Overall, I have enjoyed feeling "good" since Friday.  I attended soccer games on Saturday and Sunday and was pretty pumped to be able to attend the 5th grade Parent Social on Sunday afternoon.  I had to chuckle that I was able to get out and participate in a school function, which was a nice change, but that I had a big sore on my lip and I was meeting a bunch of people for the first time.  Ugh - not the impression I wanted to make, of course.  Under "normal" circumstances I might have just stayed home for that reason, but I thought...I have missed so much, and the reality is that one sore that is visible is the LEAST of my concerns, and the wig that is scratching my head is another thing that should not be high on my list of concerns, etc., etc.  So I got over myself and once we arrived I didn't think about any of those things...just enjoyed being out and about and meeting the parents of my daughter's friends and classmates.  I was exhausted when it was all said and done, but just glad to be able to attend.
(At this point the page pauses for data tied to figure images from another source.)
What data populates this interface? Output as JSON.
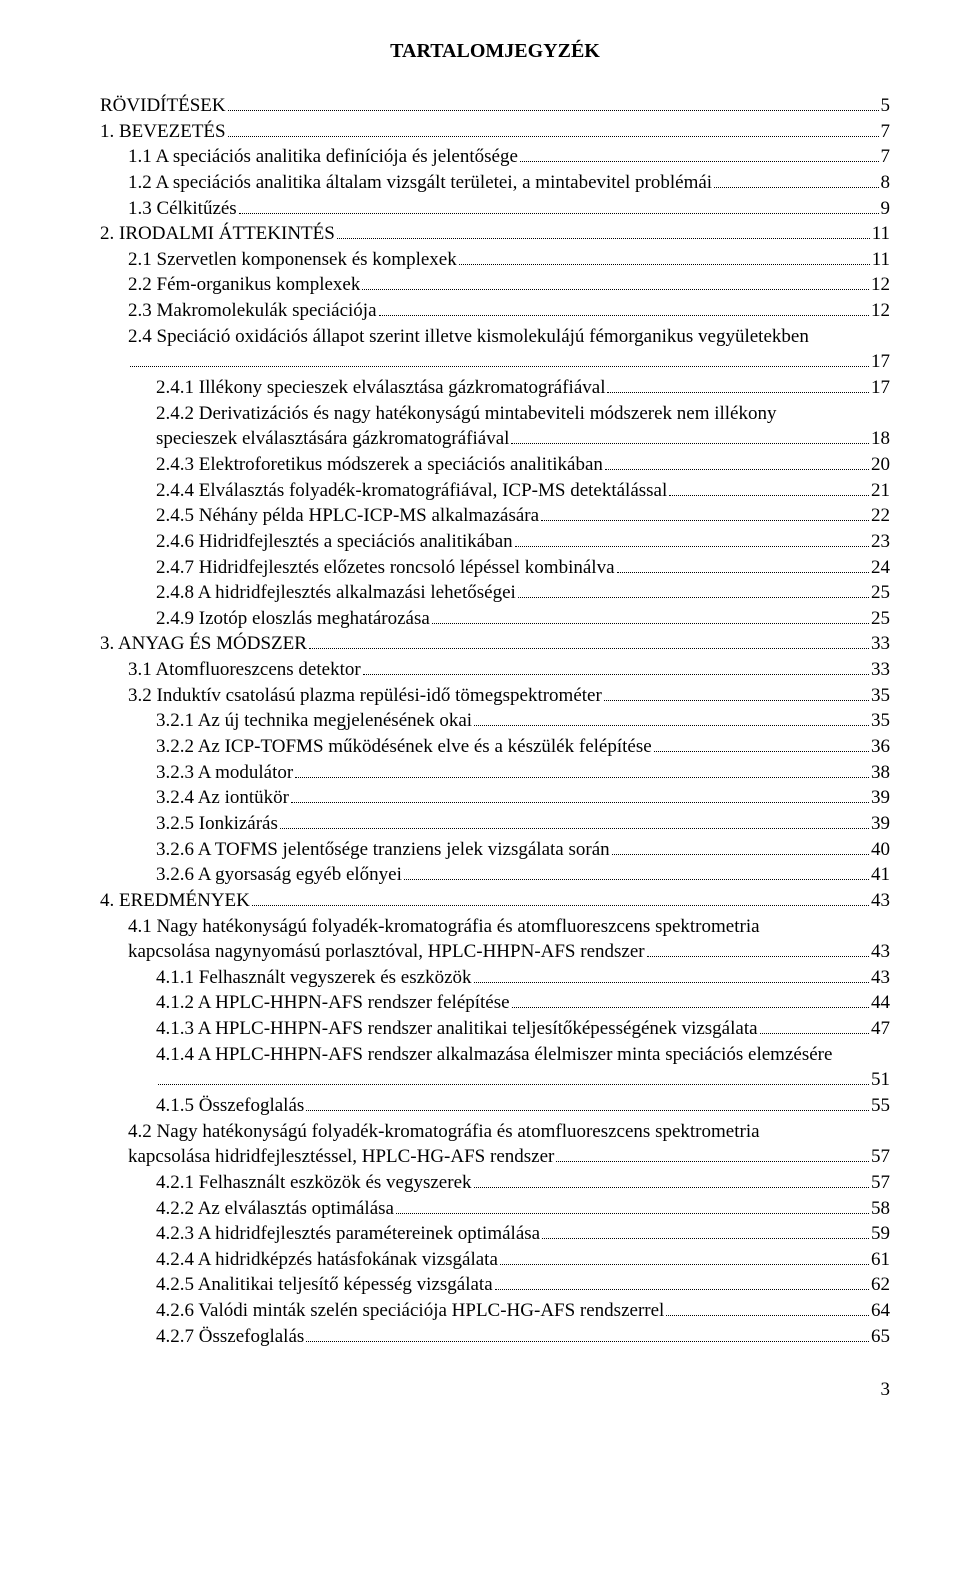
{
  "title": "TARTALOMJEGYZÉK",
  "footer_page": "3",
  "entries": [
    {
      "level": 0,
      "text": "RÖVIDÍTÉSEK",
      "page": "5"
    },
    {
      "level": 0,
      "text": "1. BEVEZETÉS",
      "page": "7"
    },
    {
      "level": 1,
      "text": "1.1 A speciációs analitika definíciója és jelentősége",
      "page": "7"
    },
    {
      "level": 1,
      "text": "1.2 A speciációs analitika általam vizsgált területei, a mintabevitel problémái",
      "page": "8"
    },
    {
      "level": 1,
      "text": "1.3 Célkitűzés",
      "page": "9"
    },
    {
      "level": 0,
      "text": "2. IRODALMI ÁTTEKINTÉS",
      "page": "11"
    },
    {
      "level": 1,
      "text": "2.1 Szervetlen komponensek és komplexek",
      "page": "11"
    },
    {
      "level": 1,
      "text": "2.2 Fém-organikus komplexek",
      "page": "12"
    },
    {
      "level": 1,
      "text": "2.3 Makromolekulák speciációja",
      "page": "12"
    },
    {
      "level": 1,
      "wrap": true,
      "text1": "2.4 Speciáció oxidációs állapot szerint illetve kismolekulájú fémorganikus vegyületekben",
      "text2": "",
      "page": "17"
    },
    {
      "level": 2,
      "text": "2.4.1 Illékony specieszek elválasztása gázkromatográfiával",
      "page": "17"
    },
    {
      "level": 2,
      "wrap": true,
      "text1": "2.4.2 Derivatizációs és nagy hatékonyságú mintabeviteli módszerek nem illékony",
      "text2": "specieszek elválasztására gázkromatográfiával",
      "page": "18"
    },
    {
      "level": 2,
      "text": "2.4.3 Elektroforetikus módszerek a speciációs analitikában",
      "page": "20"
    },
    {
      "level": 2,
      "text": "2.4.4 Elválasztás folyadék-kromatográfiával, ICP-MS detektálással",
      "page": "21"
    },
    {
      "level": 2,
      "text": "2.4.5 Néhány példa HPLC-ICP-MS alkalmazására",
      "page": "22"
    },
    {
      "level": 2,
      "text": "2.4.6 Hidridfejlesztés a speciációs analitikában",
      "page": "23"
    },
    {
      "level": 2,
      "text": "2.4.7 Hidridfejlesztés előzetes roncsoló lépéssel kombinálva",
      "page": "24"
    },
    {
      "level": 2,
      "text": "2.4.8 A hidridfejlesztés alkalmazási lehetőségei",
      "page": "25"
    },
    {
      "level": 2,
      "text": "2.4.9 Izotóp eloszlás meghatározása",
      "page": "25"
    },
    {
      "level": 0,
      "text": "3. ANYAG ÉS MÓDSZER",
      "page": "33"
    },
    {
      "level": 1,
      "text": "3.1 Atomfluoreszcens detektor",
      "page": "33"
    },
    {
      "level": 1,
      "text": "3.2 Induktív csatolású plazma repülési-idő tömegspektrométer",
      "page": "35"
    },
    {
      "level": 2,
      "text": "3.2.1 Az új technika megjelenésének okai",
      "page": "35"
    },
    {
      "level": 2,
      "text": "3.2.2 Az ICP-TOFMS működésének elve és a készülék felépítése",
      "page": "36"
    },
    {
      "level": 2,
      "text": "3.2.3 A modulátor",
      "page": "38"
    },
    {
      "level": 2,
      "text": "3.2.4 Az iontükör",
      "page": "39"
    },
    {
      "level": 2,
      "text": "3.2.5 Ionkizárás",
      "page": "39"
    },
    {
      "level": 2,
      "text": "3.2.6 A TOFMS jelentősége tranziens jelek vizsgálata során",
      "page": "40"
    },
    {
      "level": 2,
      "text": "3.2.6 A gyorsaság egyéb előnyei",
      "page": "41"
    },
    {
      "level": 0,
      "text": "4. EREDMÉNYEK",
      "page": "43"
    },
    {
      "level": 1,
      "wrap": true,
      "text1": "4.1 Nagy hatékonyságú folyadék-kromatográfia és atomfluoreszcens spektrometria",
      "text2": "kapcsolása nagynyomású porlasztóval, HPLC-HHPN-AFS rendszer",
      "page": "43"
    },
    {
      "level": 2,
      "text": "4.1.1 Felhasznált vegyszerek és eszközök",
      "page": "43"
    },
    {
      "level": 2,
      "text": "4.1.2 A HPLC-HHPN-AFS rendszer felépítése",
      "page": "44"
    },
    {
      "level": 2,
      "text": "4.1.3 A HPLC-HHPN-AFS rendszer analitikai teljesítőképességének vizsgálata",
      "page": "47"
    },
    {
      "level": 2,
      "wrap": true,
      "text1": "4.1.4 A HPLC-HHPN-AFS rendszer alkalmazása élelmiszer minta speciációs elemzésére",
      "text2": "",
      "page": "51"
    },
    {
      "level": 2,
      "text": "4.1.5 Összefoglalás",
      "page": "55"
    },
    {
      "level": 1,
      "wrap": true,
      "text1": "4.2 Nagy hatékonyságú folyadék-kromatográfia és atomfluoreszcens spektrometria",
      "text2": "kapcsolása hidridfejlesztéssel, HPLC-HG-AFS rendszer",
      "page": "57"
    },
    {
      "level": 2,
      "text": "4.2.1 Felhasznált eszközök és vegyszerek",
      "page": "57"
    },
    {
      "level": 2,
      "text": "4.2.2 Az elválasztás optimálása",
      "page": "58"
    },
    {
      "level": 2,
      "text": "4.2.3 A hidridfejlesztés paramétereinek optimálása",
      "page": "59"
    },
    {
      "level": 2,
      "text": "4.2.4 A hidridképzés hatásfokának vizsgálata",
      "page": "61"
    },
    {
      "level": 2,
      "text": "4.2.5 Analitikai teljesítő képesség vizsgálata",
      "page": "62"
    },
    {
      "level": 2,
      "text": "4.2.6 Valódi minták szelén speciációja HPLC-HG-AFS rendszerrel",
      "page": "64"
    },
    {
      "level": 2,
      "text": "4.2.7 Összefoglalás",
      "page": "65"
    }
  ]
}
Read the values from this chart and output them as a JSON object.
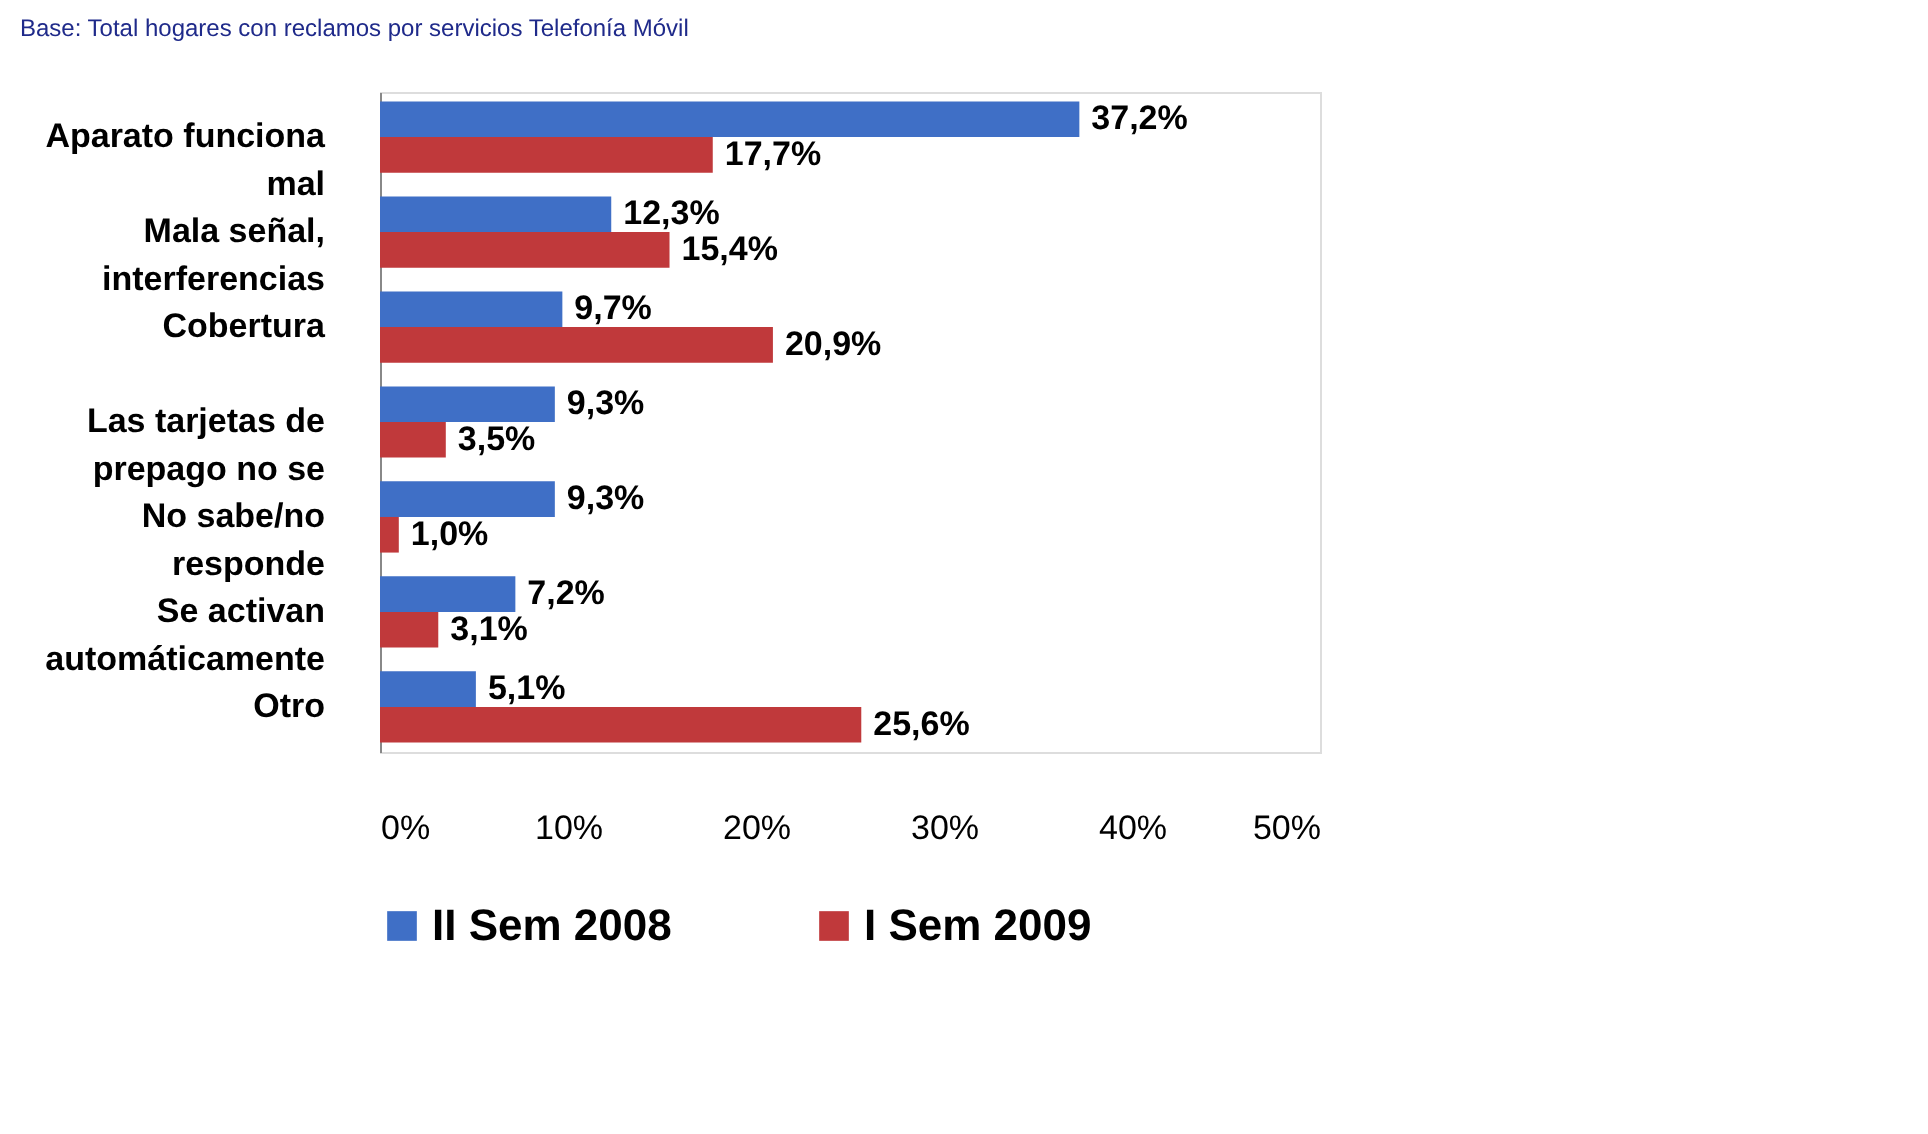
{
  "chart_data": {
    "type": "bar",
    "orientation": "horizontal",
    "title": "Base: Total hogares con reclamos por servicios Telefonía Móvil",
    "categories": [
      "Aparato funciona mal",
      "Mala señal, interferencias",
      "Cobertura",
      "Las tarjetas de prepago no se",
      "No sabe/no responde",
      "Se activan automáticamente",
      "Otro"
    ],
    "series": [
      {
        "name": "II Sem 2008",
        "color": "#3f6fc6",
        "values": [
          37.2,
          12.3,
          9.7,
          9.3,
          9.3,
          7.2,
          5.1
        ],
        "value_labels": [
          "37,2%",
          "12,3%",
          "9,7%",
          "9,3%",
          "9,3%",
          "7,2%",
          "5,1%"
        ]
      },
      {
        "name": "I Sem 2009",
        "color": "#c0393b",
        "values": [
          17.7,
          15.4,
          20.9,
          3.5,
          1.0,
          3.1,
          25.6
        ],
        "value_labels": [
          "17,7%",
          "15,4%",
          "20,9%",
          "3,5%",
          "1,0%",
          "3,1%",
          "25,6%"
        ]
      }
    ],
    "xlim": [
      0,
      50
    ],
    "xticks": [
      {
        "value": 0,
        "label": "0%"
      },
      {
        "value": 10,
        "label": "10%"
      },
      {
        "value": 20,
        "label": "20%"
      },
      {
        "value": 30,
        "label": "30%"
      },
      {
        "value": 40,
        "label": "40%"
      },
      {
        "value": 50,
        "label": "50%"
      }
    ],
    "grid": false,
    "legend": "bottom"
  }
}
So, I probably won't update again until after Thursday.  Since it will be new drugs, they will go slowly again (like the first time), checking for any allergic reactions along the way.  I plan to bring my new big, thick blanket to wrap up in while my fingers and toes are in the ice.  I am really, really hoping and praying that I can feel better with these new drugs, but I know not to get my hopes up.  We'll find out soon enough, I guess.  Until then, I leave you with a picture of a surprise I received last week.  Our family had never seen a giant fortune cookie before, and it made our day!  Have I mentioned what a blessing it is to be surrounded by such a thoughtful community of folks?!?  Truly humbling.


1 comment:

  1. Oh sweetie! I'm so sorry you've had to go through all of this. I didn't know some of these issues had come up. Glad you got to get out, though. I'm finally catching up on the blog!